Producida y dirigida por John Landis (1950), de errática carrera y exuberante personalidad, Un hombre lobo americano en Londres continúa conservando su frescura y provechosa desfachatez. Él ha comentado en más de una ocasión que su película no es una comedia. Y en efecto, los mimbres del mito se desarrollan con respeto ancestral, si bien es cierto que la envoltura sí es la de una comedia -negra o con tintes lunáticos-, lo que se aleja del menosprecio al género que parece desprenderse de algunos comentarios poco atinados. La mascarada alcanza a nuestro protagonista lo mismo que la licantropía, como confirma el hecho de tener que volver desnudo a casa de Alex tras una noche de correrías sin cuento. También cómica, además de vistosa, es la equiparación de la transformación que padece David con los cambios hormonales que se producen durante la adolescencia. Por no hablar de las figuras esperpénticas del sargento McManus (Paul Kember) y el inspector Villiers (Don McKillop), de Scotland Yard.
Los encuentros progresivamente alucinatorios, pero que se desenvuelven en el ámbito de lo real, entre David y un desmejorado Jack, también se contemplan desde esta perspectiva alegre y desprejuiciada. Sin que por ello se sacrifique el misticismo y gracejo de la tradición. El estropicio en Piccadilly Circus es la constatación más fidedigna de esta combinación. Constituye el hermanamiento de la comedia más descarnada y la tradición licantrópica más respetuosa y puesta al día.
Lo cual es expuesto sin caer en los (simpáticos) desmanes de otras comedias adolescentes al uso, tipo De pelo en pecho (Teen Wolf, Rod Daniel, 1985).

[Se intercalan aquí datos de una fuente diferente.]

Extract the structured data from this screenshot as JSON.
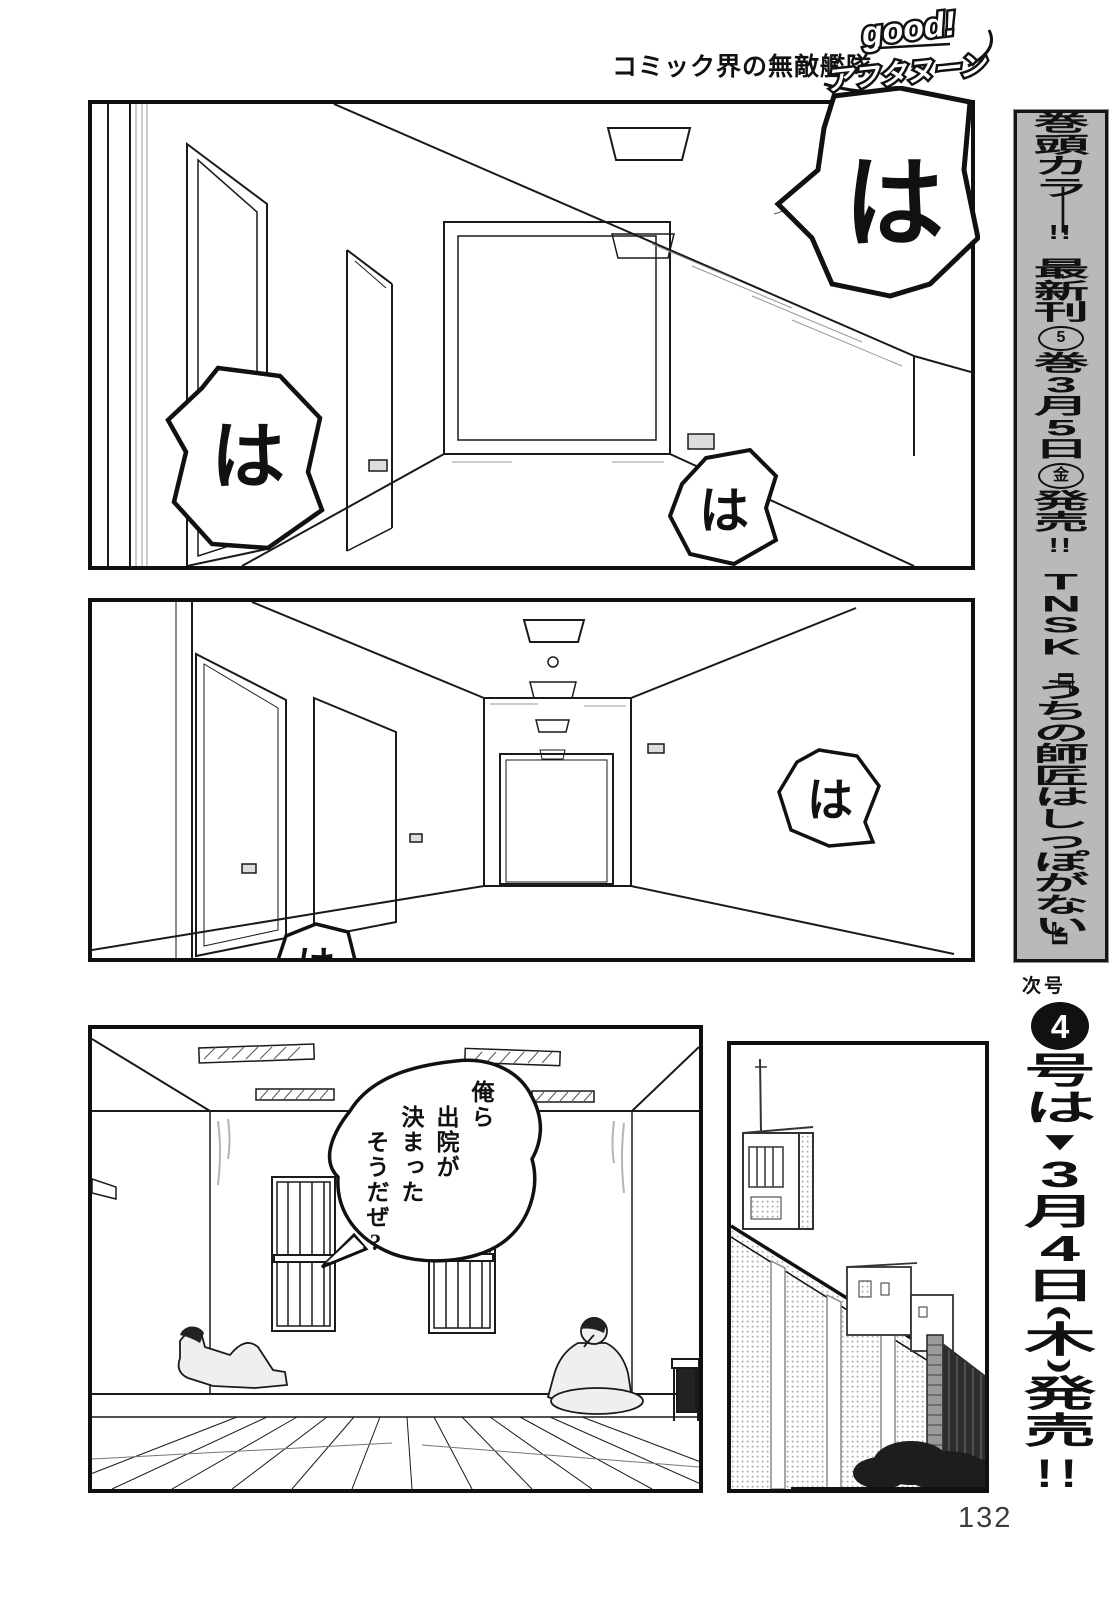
{
  "header": {
    "catchphrase": "コミック界の無敵艦隊",
    "magazine_logo": {
      "top": "good!",
      "bottom": "アフタヌーン"
    }
  },
  "sidebar": {
    "promo_banner": {
      "text": "巻頭カラー!! 最新刊⑤巻3月5日㊎発売!! TNSK『うちの師匠はしっぽがない』",
      "tokens": [
        {
          "t": "巻"
        },
        {
          "t": "頭"
        },
        {
          "t": "カ"
        },
        {
          "t": "ラ"
        },
        {
          "t": "ー",
          "s": "rot"
        },
        {
          "t": "!!",
          "s": "pair"
        },
        {
          "t": "",
          "s": "gap"
        },
        {
          "t": "最"
        },
        {
          "t": "新"
        },
        {
          "t": "刊"
        },
        {
          "t": "5",
          "s": "circle"
        },
        {
          "t": "巻"
        },
        {
          "t": "3"
        },
        {
          "t": "月"
        },
        {
          "t": "5"
        },
        {
          "t": "日"
        },
        {
          "t": "金",
          "s": "circle"
        },
        {
          "t": "発"
        },
        {
          "t": "売"
        },
        {
          "t": "!!",
          "s": "pair"
        },
        {
          "t": "",
          "s": "gap"
        },
        {
          "t": "T"
        },
        {
          "t": "N"
        },
        {
          "t": "S"
        },
        {
          "t": "K"
        },
        {
          "t": "『",
          "s": "rot"
        },
        {
          "t": "う"
        },
        {
          "t": "ち"
        },
        {
          "t": "の"
        },
        {
          "t": "師"
        },
        {
          "t": "匠"
        },
        {
          "t": "は"
        },
        {
          "t": "し"
        },
        {
          "t": "っ"
        },
        {
          "t": "ぽ"
        },
        {
          "t": "が"
        },
        {
          "t": "な"
        },
        {
          "t": "い"
        },
        {
          "t": "』",
          "s": "rot"
        }
      ]
    },
    "next_issue": {
      "label": "次号",
      "text": "4号は▼3月4日(木)発売!!",
      "tokens": [
        {
          "t": "4",
          "s": "circle-filled"
        },
        {
          "t": "号"
        },
        {
          "t": "は"
        },
        {
          "t": "▼",
          "s": "tri"
        },
        {
          "t": "3"
        },
        {
          "t": "月"
        },
        {
          "t": "4"
        },
        {
          "t": "日"
        },
        {
          "t": "(",
          "s": "rot"
        },
        {
          "t": "木"
        },
        {
          "t": ")",
          "s": "rot"
        },
        {
          "t": "発"
        },
        {
          "t": "売"
        },
        {
          "t": "!!",
          "s": "pair-big"
        }
      ]
    }
  },
  "panels": [
    {
      "id": "panel-1",
      "scene": "hospital corridor, corner view with large door",
      "sfx": [
        "は",
        "は",
        "は"
      ]
    },
    {
      "id": "panel-2",
      "scene": "hospital corridor, one-point perspective",
      "sfx": [
        "は",
        "は"
      ]
    },
    {
      "id": "panel-3",
      "scene": "room with barred windows, two seated men",
      "dialogue": {
        "lines": [
          "俺ら",
          "出院が",
          "決まった",
          "そうだぜ?"
        ]
      }
    },
    {
      "id": "panel-4",
      "scene": "exterior wall and buildings",
      "sfx": []
    }
  ],
  "page_number": "132",
  "colors": {
    "ink": "#111111",
    "paper": "#ffffff",
    "banner_bg": "#b9b9b9",
    "page_number": "#3d3d3d"
  }
}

Por el contrario, Un hombre lobo americano en Londres queda más cerca de una nueva readaptación tan bien calibrada como Lobo (Wolf, Mike Nichols, 1994), que encontraba su mejor baza en el desarrollo de los sentidos humanos por parte del protagonista, habitante en una jungla urbana no menos perjudicial para la salud.
Y respecto a nuestra película, huyan cual descosidos del re-doblaje, maligna práctica puesta en boga por algunas distribuidoras con objeto de eludir el pago de los derechos de doblaje originales. No hay comparación posible, son mucho mejor las voces con que fue estrenada la película (aparte de poder ser visionada en la versión original). Por otro lado, la deuda de gratitud con lo que llamamos el cine clásico por parte de John Landis es manifiesta, al incorporar en su trama fragmentos de la versión precedente que acabamos de comentar, portadores de algunas de sus más jugosas líneas de diálogo (algo que se hace extensivo a otros realizadores de la época). Los guiños cinéfilos -intencionados o no- no acaban aquí. En el metro de Londres distinguimos el cartel de Gloria (Íd., John Cassavetes, 1980), y en el apartamento de Alex, de forma más evidente, el de Casablanca (Íd., Michael Curtiz, 1942).
Así que ya lo saben. Si tienen algún amigo que se pone nervioso con la llegada de la luna llena, disfruta con la carne poco hecha, se revuelve ante el acónito campestre, o expresa signos de agresividad y rabia incontrolada, no dejen de vigilarlo y tengan a mano un buen crucifijo -de plata- para atizarles de lo lindo. Ya que esta conducta atrabiliaria puede ser debida a dos razones, o el colega se ha convertido en un hombre o mujer lobo, o es que acaba de contemplar estupefacto el último telediario. Y claro, eso sí que no hay quien lo aguante.